Watch time prediction (WTP) has emerged as a pivotal task in short video recommendation systems, designed to quantify user engagement through continuous interaction modeling. Predicting users' watch times on videos often encounters fundamental challenges, including wide value ranges and imbalanced data distributions, which can lead to significant estimation bias when directly applying regression techniques. Recent studies have attempted to address these issues by converting the continuous watch time estimation into an ordinal regression task. While these methods demonstrate partial effectiveness, they exhibit notable limitations: (1) the discretization process frequently relies on bucket partitioning, inherently reducing prediction flexibility and accuracy and (2) the interdependencies among different partition intervals remain underutilized, missing opportunities for effective error correction. Inspired by language modeling paradigms, we propose a novel Generative Regression (GR) framework that reformulates WTP as a sequence generation task. Our approach employs \textit{structural discretization} to enable nearly lossless value reconstruction while maintaining prediction fidelity. Through carefully designed vocabulary construction and label encoding schemes, each watch time is bijectively mapped to a token sequence. To mitigate the training-inference discrepancy caused by teacher-forcing, we introduce a \textit{curriculum learning with embedding mixup} strategy that gradually transitions from guided to free-generation modes. We evaluate our method against state-of-the-art approaches on two public datasets and one industrial dataset. We also perform online A/B testing on the Kuaishou App to confirm the real-world effectiveness. The results conclusively show that GR outperforms existing techniques significantly.

Figures (5)

• Figure 1: Predictive paradigm comparison among ordinal regression methods CREAD (a) and TPM (b), and our generative regression (c). Red lines indicate the discretization structure.

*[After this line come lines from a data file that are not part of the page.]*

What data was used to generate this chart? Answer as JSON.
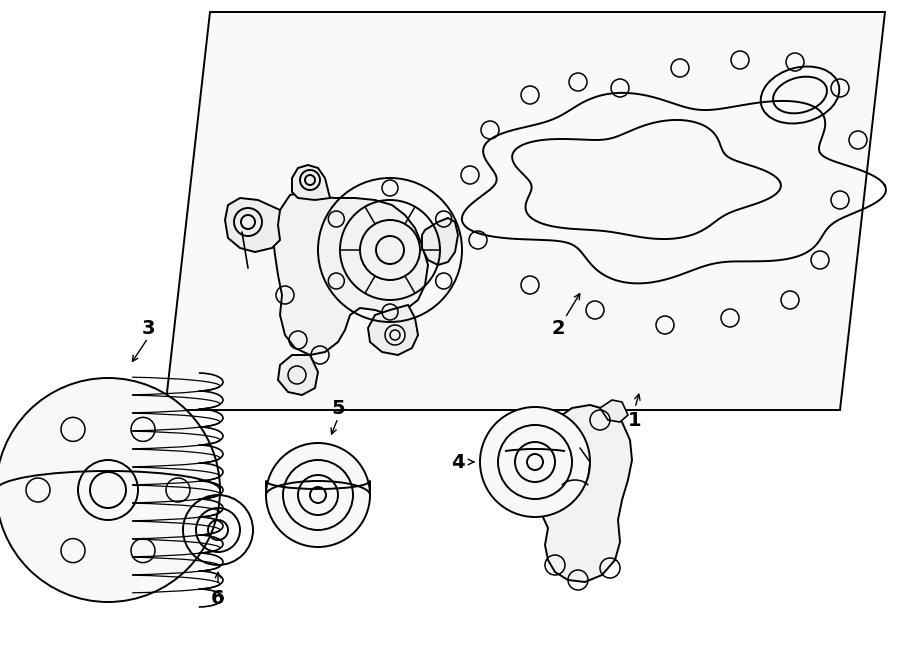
{
  "bg_color": "#ffffff",
  "line_color": "#000000",
  "lw": 1.4,
  "fig_width": 9.0,
  "fig_height": 6.61,
  "dpi": 100
}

• Figure 2: The framework of the GR model, which adopts an encoder-decoder architecture. The encoder extracts user and video features, while the decoder predicts watch time in an autoregressive manner and employs the curriculum learning with embedding mixup (CLEM) strategy to alleviate training-and-inference inconsistency introduced by teacher forcing.

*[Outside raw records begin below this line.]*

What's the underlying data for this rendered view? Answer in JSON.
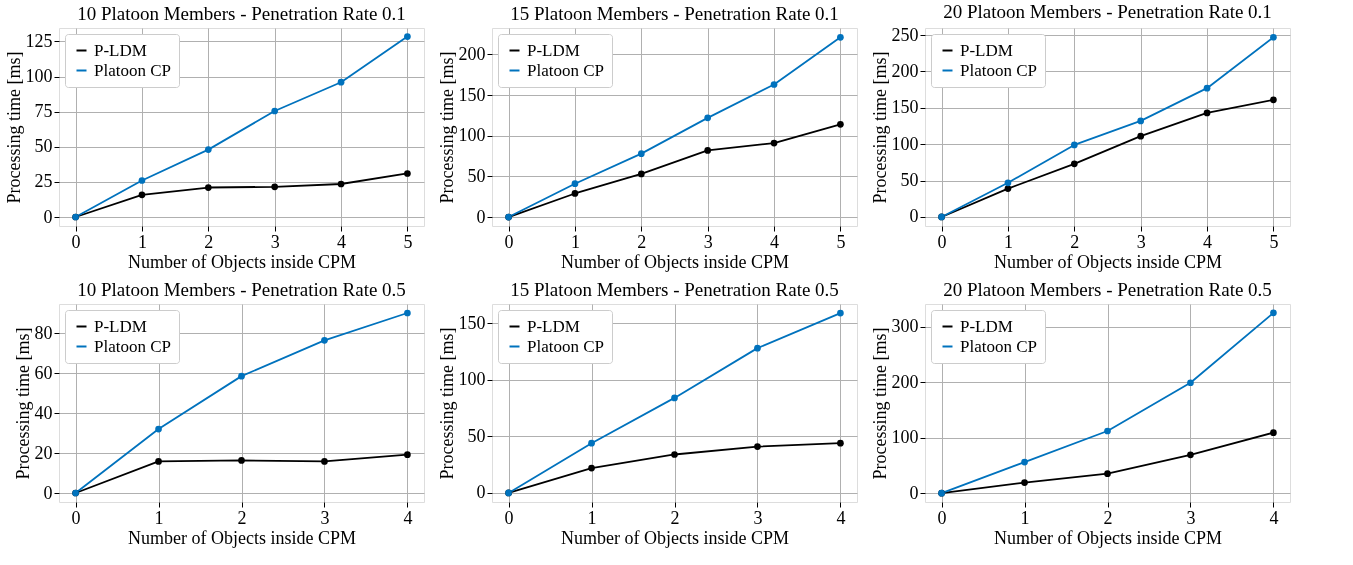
{
  "chart_data": [
    {
      "type": "line",
      "title": "10 Platoon Members - Penetration Rate 0.1",
      "xlabel": "Number of Objects inside CPM",
      "ylabel": "Processing time [ms]",
      "x": [
        0,
        1,
        2,
        3,
        4,
        5
      ],
      "xlim": [
        -0.25,
        5.25
      ],
      "xticks": [
        0,
        1,
        2,
        3,
        4,
        5
      ],
      "ylim": [
        -6.4,
        134.6
      ],
      "yticks": [
        0,
        25,
        50,
        75,
        100,
        125
      ],
      "grid": true,
      "legend": "top left",
      "marker": "circle",
      "line_style": "solid",
      "series": [
        {
          "name": "P-LDM",
          "color": "#000000",
          "values": [
            0,
            15.8,
            21,
            21.5,
            23.5,
            31
          ]
        },
        {
          "name": "Platoon CP",
          "color": "#0072bd",
          "values": [
            0,
            26,
            48,
            75.5,
            96,
            128.5
          ]
        }
      ]
    },
    {
      "type": "line",
      "title": "15 Platoon Members - Penetration Rate 0.1",
      "xlabel": "Number of Objects inside CPM",
      "ylabel": "Processing time [ms]",
      "x": [
        0,
        1,
        2,
        3,
        4,
        5
      ],
      "xlim": [
        -0.25,
        5.25
      ],
      "xticks": [
        0,
        1,
        2,
        3,
        4,
        5
      ],
      "ylim": [
        -11,
        232.5
      ],
      "yticks": [
        0,
        50,
        100,
        150,
        200
      ],
      "grid": true,
      "legend": "top left",
      "marker": "circle",
      "line_style": "solid",
      "series": [
        {
          "name": "P-LDM",
          "color": "#000000",
          "values": [
            0,
            29,
            53,
            82,
            91,
            114
          ]
        },
        {
          "name": "Platoon CP",
          "color": "#0072bd",
          "values": [
            0,
            41,
            78,
            122,
            163,
            221
          ]
        }
      ]
    },
    {
      "type": "line",
      "title": "20 Platoon Members - Penetration Rate 0.1",
      "xlabel": "Number of Objects inside CPM",
      "ylabel": "Processing time [ms]",
      "x": [
        0,
        1,
        2,
        3,
        4,
        5
      ],
      "xlim": [
        -0.25,
        5.25
      ],
      "xticks": [
        0,
        1,
        2,
        3,
        4,
        5
      ],
      "ylim": [
        -12.4,
        259.7
      ],
      "yticks": [
        0,
        50,
        100,
        150,
        200,
        250
      ],
      "grid": true,
      "legend": "top left",
      "marker": "circle",
      "line_style": "solid",
      "series": [
        {
          "name": "P-LDM",
          "color": "#000000",
          "values": [
            0,
            39,
            73,
            111,
            143,
            161
          ]
        },
        {
          "name": "Platoon CP",
          "color": "#0072bd",
          "values": [
            0,
            47,
            99,
            132,
            177,
            247
          ]
        }
      ]
    },
    {
      "type": "line",
      "title": "10 Platoon Members - Penetration Rate 0.5",
      "xlabel": "Number of Objects inside CPM",
      "ylabel": "Processing time [ms]",
      "x": [
        0,
        1,
        2,
        3,
        4
      ],
      "xlim": [
        -0.2,
        4.2
      ],
      "xticks": [
        0,
        1,
        2,
        3,
        4
      ],
      "ylim": [
        -4.5,
        94.6
      ],
      "yticks": [
        0,
        20,
        40,
        60,
        80
      ],
      "grid": true,
      "legend": "top left",
      "marker": "circle",
      "line_style": "solid",
      "series": [
        {
          "name": "P-LDM",
          "color": "#000000",
          "values": [
            0,
            15.8,
            16.3,
            15.8,
            19.2
          ]
        },
        {
          "name": "Platoon CP",
          "color": "#0072bd",
          "values": [
            0,
            32,
            58.5,
            76.4,
            90.1
          ]
        }
      ]
    },
    {
      "type": "line",
      "title": "15 Platoon Members - Penetration Rate 0.5",
      "xlabel": "Number of Objects inside CPM",
      "ylabel": "Processing time [ms]",
      "x": [
        0,
        1,
        2,
        3,
        4
      ],
      "xlim": [
        -0.2,
        4.2
      ],
      "xticks": [
        0,
        1,
        2,
        3,
        4
      ],
      "ylim": [
        -8,
        167
      ],
      "yticks": [
        0,
        50,
        100,
        150
      ],
      "grid": true,
      "legend": "top left",
      "marker": "circle",
      "line_style": "solid",
      "series": [
        {
          "name": "P-LDM",
          "color": "#000000",
          "values": [
            0,
            22,
            34,
            41,
            44
          ]
        },
        {
          "name": "Platoon CP",
          "color": "#0072bd",
          "values": [
            0,
            44,
            84,
            128,
            159
          ]
        }
      ]
    },
    {
      "type": "line",
      "title": "20 Platoon Members - Penetration Rate 0.5",
      "xlabel": "Number of Objects inside CPM",
      "ylabel": "Processing time [ms]",
      "x": [
        0,
        1,
        2,
        3,
        4
      ],
      "xlim": [
        -0.2,
        4.2
      ],
      "xticks": [
        0,
        1,
        2,
        3,
        4
      ],
      "ylim": [
        -16,
        341
      ],
      "yticks": [
        0,
        100,
        200,
        300
      ],
      "grid": true,
      "legend": "top left",
      "marker": "circle",
      "line_style": "solid",
      "series": [
        {
          "name": "P-LDM",
          "color": "#000000",
          "values": [
            0,
            19,
            35,
            69,
            109
          ]
        },
        {
          "name": "Platoon CP",
          "color": "#0072bd",
          "values": [
            0,
            56,
            112,
            199,
            325
          ]
        }
      ]
    }
  ]
}
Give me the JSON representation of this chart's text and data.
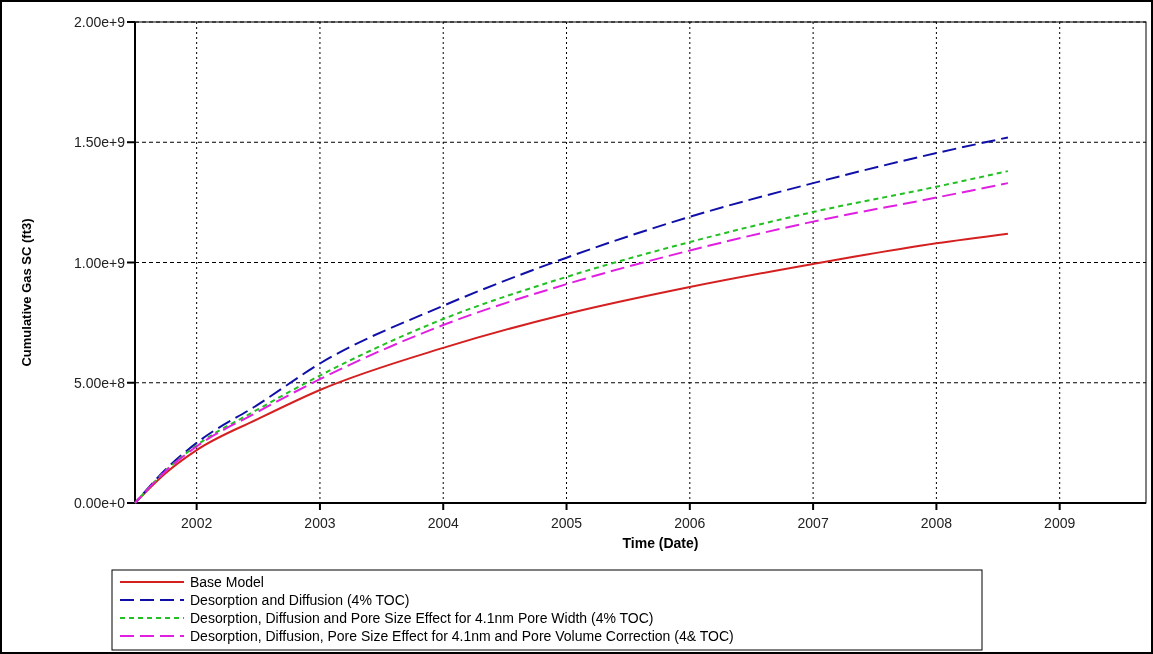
{
  "chart_data": {
    "type": "line",
    "xlabel": "Time (Date)",
    "ylabel": "Cumulative Gas SC (ft3)",
    "x": [
      2001.5,
      2001.75,
      2002,
      2002.5,
      2003,
      2004,
      2005,
      2006,
      2007,
      2008,
      2008.58
    ],
    "xlim": [
      2001.5,
      2009.7
    ],
    "xticks": [
      2002,
      2003,
      2004,
      2005,
      2006,
      2007,
      2008,
      2009
    ],
    "ylim": [
      0,
      2000000000
    ],
    "yticks": [
      {
        "value": 0,
        "label": "0.00e+0"
      },
      {
        "value": 500000000,
        "label": "5.00e+8"
      },
      {
        "value": 1000000000,
        "label": "1.00e+9"
      },
      {
        "value": 1500000000,
        "label": "1.50e+9"
      },
      {
        "value": 2000000000,
        "label": "2.00e+9"
      }
    ],
    "grid": true,
    "legend": "bottom",
    "series": [
      {
        "name": "Base Model",
        "color": "#d42020",
        "line_style": "solid",
        "values": [
          0,
          125000000,
          220000000,
          350000000,
          470000000,
          645000000,
          786000000,
          898000000,
          994000000,
          1080000000,
          1120000000
        ]
      },
      {
        "name": "Desorption and Diffusion (4% TOC)",
        "color": "#1010a8",
        "line_style": "dashed",
        "values": [
          0,
          140000000,
          250000000,
          410000000,
          580000000,
          820000000,
          1020000000,
          1190000000,
          1330000000,
          1455000000,
          1520000000
        ]
      },
      {
        "name": "Desorption, Diffusion and Pore Size Effect for 4.1nm Pore Width (4% TOC)",
        "color": "#22c022",
        "line_style": "dotted",
        "values": [
          0,
          135000000,
          240000000,
          390000000,
          530000000,
          765000000,
          940000000,
          1085000000,
          1210000000,
          1315000000,
          1380000000
        ]
      },
      {
        "name": "Desorption, Diffusion, Pore Size Effect for 4.1nm and Pore Volume Correction (4& TOC)",
        "color": "#e020e0",
        "line_style": "dashed",
        "values": [
          0,
          133000000,
          235000000,
          380000000,
          515000000,
          740000000,
          910000000,
          1050000000,
          1170000000,
          1270000000,
          1330000000
        ]
      }
    ]
  }
}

• Figure 3: Watch time embedding with a weighted sum of token embeddings (left) and the probability distribution difference among tokens for each $\hat{s}_i^t$ (right). Best viewed in color.
• Figure 4: Token distribution comparison among vocabulary construction methods: (a) Manual, (b) Binary, (c) Dynamic.
• Figure 5: (a) Comparison of MAE on the KuaiRec dataset across videos with different watch time intervals. (b-d) The distribution comparison of predicted watch times among TPM, CREAD, and GR, compared to the Ground Truth (GT).